I'm a millennial, which means I was born between 1980 and 2000. But I'm also part of another generation some researchers call "iGen", consisting of people born after 1995.
Millennials and iGen are very different. iGen are growing up in the age of smartphones and social media.
To iGens, smartphones aren't even "smart phones" - they're just phones. We're growing up with the entire internet in our pocket.
The same can't be said for older millennials.
And unlike older millennials, iGen are being raised in an era of instant gratification. Everything we want, everything we need to know, is in the palm of our hands, literally.
Want to see a movie? Netflix. Want to see what your friends are doing, right now? Too easy: Snapchat. Want to talk to your friends? Text them, they'll reply immediately. Want to go on a date? No problem: Tinder. Want to listen to a song? Spotify and iTunes give you access to almost every song in existence.

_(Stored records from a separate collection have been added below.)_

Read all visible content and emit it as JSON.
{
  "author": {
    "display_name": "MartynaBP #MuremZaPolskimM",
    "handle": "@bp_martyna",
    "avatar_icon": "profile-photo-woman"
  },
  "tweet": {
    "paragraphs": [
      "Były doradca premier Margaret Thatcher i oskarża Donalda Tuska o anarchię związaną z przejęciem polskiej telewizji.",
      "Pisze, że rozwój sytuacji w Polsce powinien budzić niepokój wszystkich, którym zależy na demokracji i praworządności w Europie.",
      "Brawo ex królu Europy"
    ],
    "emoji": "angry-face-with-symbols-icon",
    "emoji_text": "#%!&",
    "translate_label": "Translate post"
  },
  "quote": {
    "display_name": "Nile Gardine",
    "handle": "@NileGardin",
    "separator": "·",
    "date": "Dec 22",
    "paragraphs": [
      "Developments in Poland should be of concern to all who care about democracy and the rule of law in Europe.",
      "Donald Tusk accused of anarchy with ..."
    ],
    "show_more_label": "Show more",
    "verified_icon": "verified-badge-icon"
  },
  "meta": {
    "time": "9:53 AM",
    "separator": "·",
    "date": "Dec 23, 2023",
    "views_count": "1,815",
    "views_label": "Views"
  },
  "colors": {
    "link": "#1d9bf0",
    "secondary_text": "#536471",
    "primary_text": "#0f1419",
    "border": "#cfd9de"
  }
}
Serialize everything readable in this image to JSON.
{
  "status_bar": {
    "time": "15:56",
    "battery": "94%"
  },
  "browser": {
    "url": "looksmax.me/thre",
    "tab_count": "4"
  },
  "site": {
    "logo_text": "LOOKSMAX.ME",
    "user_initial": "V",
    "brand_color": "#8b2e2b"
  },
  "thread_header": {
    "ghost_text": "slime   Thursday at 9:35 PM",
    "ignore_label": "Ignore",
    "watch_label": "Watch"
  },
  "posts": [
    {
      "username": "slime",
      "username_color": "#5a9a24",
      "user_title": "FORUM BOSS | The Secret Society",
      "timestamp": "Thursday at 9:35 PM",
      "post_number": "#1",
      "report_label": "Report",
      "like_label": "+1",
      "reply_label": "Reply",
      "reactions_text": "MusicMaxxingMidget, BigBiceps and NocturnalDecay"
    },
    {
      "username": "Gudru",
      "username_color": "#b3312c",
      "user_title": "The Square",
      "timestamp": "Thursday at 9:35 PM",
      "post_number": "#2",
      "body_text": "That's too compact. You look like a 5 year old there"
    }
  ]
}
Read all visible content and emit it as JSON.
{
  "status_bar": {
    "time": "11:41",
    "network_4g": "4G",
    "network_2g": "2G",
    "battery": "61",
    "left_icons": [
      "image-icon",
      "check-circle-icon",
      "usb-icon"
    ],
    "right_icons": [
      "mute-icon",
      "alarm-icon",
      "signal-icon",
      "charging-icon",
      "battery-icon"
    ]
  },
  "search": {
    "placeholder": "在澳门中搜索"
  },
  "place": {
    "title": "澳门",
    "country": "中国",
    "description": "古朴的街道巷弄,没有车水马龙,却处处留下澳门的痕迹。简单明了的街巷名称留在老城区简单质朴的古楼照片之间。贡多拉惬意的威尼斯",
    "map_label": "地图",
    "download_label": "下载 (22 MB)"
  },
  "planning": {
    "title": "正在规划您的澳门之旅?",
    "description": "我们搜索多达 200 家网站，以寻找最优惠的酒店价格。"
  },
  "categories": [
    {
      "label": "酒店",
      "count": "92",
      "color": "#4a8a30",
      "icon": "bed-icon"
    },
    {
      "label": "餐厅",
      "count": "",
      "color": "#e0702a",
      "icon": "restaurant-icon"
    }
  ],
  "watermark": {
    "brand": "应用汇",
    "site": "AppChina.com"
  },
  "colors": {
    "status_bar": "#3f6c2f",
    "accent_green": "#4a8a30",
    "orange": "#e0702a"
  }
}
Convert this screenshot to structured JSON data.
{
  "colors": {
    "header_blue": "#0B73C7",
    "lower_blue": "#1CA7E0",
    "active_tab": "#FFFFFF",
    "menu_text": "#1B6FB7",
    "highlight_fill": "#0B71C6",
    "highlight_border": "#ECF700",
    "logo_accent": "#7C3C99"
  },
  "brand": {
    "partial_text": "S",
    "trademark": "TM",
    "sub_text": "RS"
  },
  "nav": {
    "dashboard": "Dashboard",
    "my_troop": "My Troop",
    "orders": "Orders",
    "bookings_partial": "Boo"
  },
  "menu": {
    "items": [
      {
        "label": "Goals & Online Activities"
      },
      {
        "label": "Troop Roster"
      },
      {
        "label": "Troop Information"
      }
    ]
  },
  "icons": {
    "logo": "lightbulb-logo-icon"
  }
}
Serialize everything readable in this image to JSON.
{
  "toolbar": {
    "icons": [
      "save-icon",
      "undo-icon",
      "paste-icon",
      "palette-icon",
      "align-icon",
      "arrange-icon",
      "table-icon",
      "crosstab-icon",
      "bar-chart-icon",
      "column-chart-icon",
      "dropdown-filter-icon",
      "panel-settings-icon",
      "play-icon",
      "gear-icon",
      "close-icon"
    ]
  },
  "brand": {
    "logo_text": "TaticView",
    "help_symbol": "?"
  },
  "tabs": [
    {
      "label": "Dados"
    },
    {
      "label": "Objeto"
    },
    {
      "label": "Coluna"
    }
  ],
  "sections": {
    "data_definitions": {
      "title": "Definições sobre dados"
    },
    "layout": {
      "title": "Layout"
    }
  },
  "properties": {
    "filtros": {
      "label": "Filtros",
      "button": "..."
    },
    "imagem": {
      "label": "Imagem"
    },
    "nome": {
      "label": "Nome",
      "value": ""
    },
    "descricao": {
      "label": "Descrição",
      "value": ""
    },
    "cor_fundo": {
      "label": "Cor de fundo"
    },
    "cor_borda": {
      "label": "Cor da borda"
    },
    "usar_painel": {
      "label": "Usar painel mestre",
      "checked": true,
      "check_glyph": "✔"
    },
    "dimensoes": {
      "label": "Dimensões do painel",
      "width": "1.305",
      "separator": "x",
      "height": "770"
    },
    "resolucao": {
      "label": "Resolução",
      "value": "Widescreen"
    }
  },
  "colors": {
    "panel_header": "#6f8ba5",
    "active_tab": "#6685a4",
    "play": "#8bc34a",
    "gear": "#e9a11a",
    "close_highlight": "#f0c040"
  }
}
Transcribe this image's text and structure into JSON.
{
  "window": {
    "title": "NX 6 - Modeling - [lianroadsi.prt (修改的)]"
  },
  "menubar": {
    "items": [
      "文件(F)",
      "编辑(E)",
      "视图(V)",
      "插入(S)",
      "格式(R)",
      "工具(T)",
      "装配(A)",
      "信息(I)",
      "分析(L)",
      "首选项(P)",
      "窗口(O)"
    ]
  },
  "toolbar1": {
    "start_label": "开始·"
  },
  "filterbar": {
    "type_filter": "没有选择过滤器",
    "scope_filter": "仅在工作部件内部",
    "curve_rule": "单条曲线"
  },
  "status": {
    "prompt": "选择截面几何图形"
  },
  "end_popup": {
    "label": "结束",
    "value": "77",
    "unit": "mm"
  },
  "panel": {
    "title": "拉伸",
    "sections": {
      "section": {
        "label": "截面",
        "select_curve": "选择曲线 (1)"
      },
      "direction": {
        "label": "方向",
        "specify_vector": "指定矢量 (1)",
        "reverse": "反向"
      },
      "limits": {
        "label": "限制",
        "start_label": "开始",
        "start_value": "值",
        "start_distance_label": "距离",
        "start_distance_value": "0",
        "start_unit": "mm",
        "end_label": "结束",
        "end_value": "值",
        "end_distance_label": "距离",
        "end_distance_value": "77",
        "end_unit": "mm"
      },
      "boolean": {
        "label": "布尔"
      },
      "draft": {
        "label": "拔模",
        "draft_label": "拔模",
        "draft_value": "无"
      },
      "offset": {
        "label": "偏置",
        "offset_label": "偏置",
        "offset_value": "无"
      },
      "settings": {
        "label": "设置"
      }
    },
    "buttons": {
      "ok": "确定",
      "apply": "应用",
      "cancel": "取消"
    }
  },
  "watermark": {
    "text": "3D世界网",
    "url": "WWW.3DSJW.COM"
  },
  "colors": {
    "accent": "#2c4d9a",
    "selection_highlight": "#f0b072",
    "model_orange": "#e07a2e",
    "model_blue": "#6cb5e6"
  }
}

Want to know the answer to some obscure question you know the answer to, but has fleetingly escaped your brain? Don't ask a friend. Don't mull it over for a few minutes. Google it.
Smartphones and the internet have given us the ability to constantly occupy ourselves. It's made us impatient. It's destroying our ability to focus. And it's giving us an addiction to perpetual stimulation and an allergy to boredom.
For the whole of human history, boredom was an integral feature of day-to-day life. In fact, it wasn't even called "boredom". Sitting down, staring at the trees while you wait for someone wasn't "boredom", it was just "life".
If something bores us for one second, we immediately move on to something else. Even conversations. We have no qualms about pulling our phones from our pockets midway through a conversation.
Unlike every generation before us, we aren't forced to interact with our fellow human beings or to sit alone with our thoughts. We have an easy out, right in our pockets. Wherever we go, we have a device that lets us escape the world around us.
Someone is always doing something more interesting than you, so why not just see what they're doing? After all, it's just so easy: there's a never-ending flow of tweets to read, movies to watch, songs to listen to and memes to laugh at.
The way my generation responds to seeing anything spectacular is to film it, and post it on Snapchat. It's incredible. Instead of actually experiencing our experiences, we film them to show others that we experienced them.
We're living in an age of "content overload", so we have the attention span of goldfish. We read headlines instead of articles. We watch second-long videos for laughs. We scrutinise tweets instead of books.
We take for granted the world's everyday miracles. We appreciate the world's marvels through the camera lens of somebody else's phone. And we don't know what it means to stop and smell the roses.
We derail conversations, or we don't start them in the first place. We jeopardise our own friendships for the sake of looking at our phones instead of peoples' faces. We know how to achieve a moment of satisfaction, but not a lifetime of happiness.
We're getting distracted by the click-bait version of life, and we're forgetting what's really important - relationships, job satisfaction, resilience and fulfilment - all of which can't be achieved in an instant.
We can do everything on our phone, except what matters most. But we're addicted to our phones! So we're forgetting what matters most.
In-person human interaction is falling by the wayside. Psychologist Dr Jean Twenge has done research which shows that my generation is less likely to spend time with friends, and more likely to spend time alone, at home, using technology. "Free time" suddenly looks a lot like "screen time".
We aren't committing to our long-term happiness because we're preoccupied with short-term indulgences. Dr Twenge's research shows we're falling behind in some of the basic measures of mental health, happiness and self-dependence.
"Rates of teen depression and suicide have skyrocketed since 2011. It's not an exaggeration to describe iGen as being on the brink of the worst mental-health crisis in decades," she wrote in The Atlantic.
Dr Twenge thinks smartphones and the internet are partly to blame. And so did Steve Jobs and Bill Gates, both of whom limited their own children's screen time.
Technology isn't necessarily bad. Addiction is bad. All addictions distract us from what's important. And unfortunately, almost everyone I know is addicted to their smartphone, including me. I actually congratulate myself for going just one day without using it.
We judge people for being addicted to things like smoking, drugs and alcohol. But smartphone and social media addiction isn't even on our radar. We shrug it off like it's nothing. It's the addiction everyone has, but no one really cares about.
Millennials actually know the toxic effects of social media on our mental health. And we like the idea of reducing our screen time. But we just can't force ourselves to change.
Most smokers know smoking is bad for their health, but they keep doing it. Smartphone addiction is no different. I once convinced a friend that she'd feel better if she deleted her Instagram account. She agreed with me, but didn't delete it.
Millennials reading this, even those who agree, won't do anything to change. Smartphone addiction is the new normal. We know it's won, and we don't care.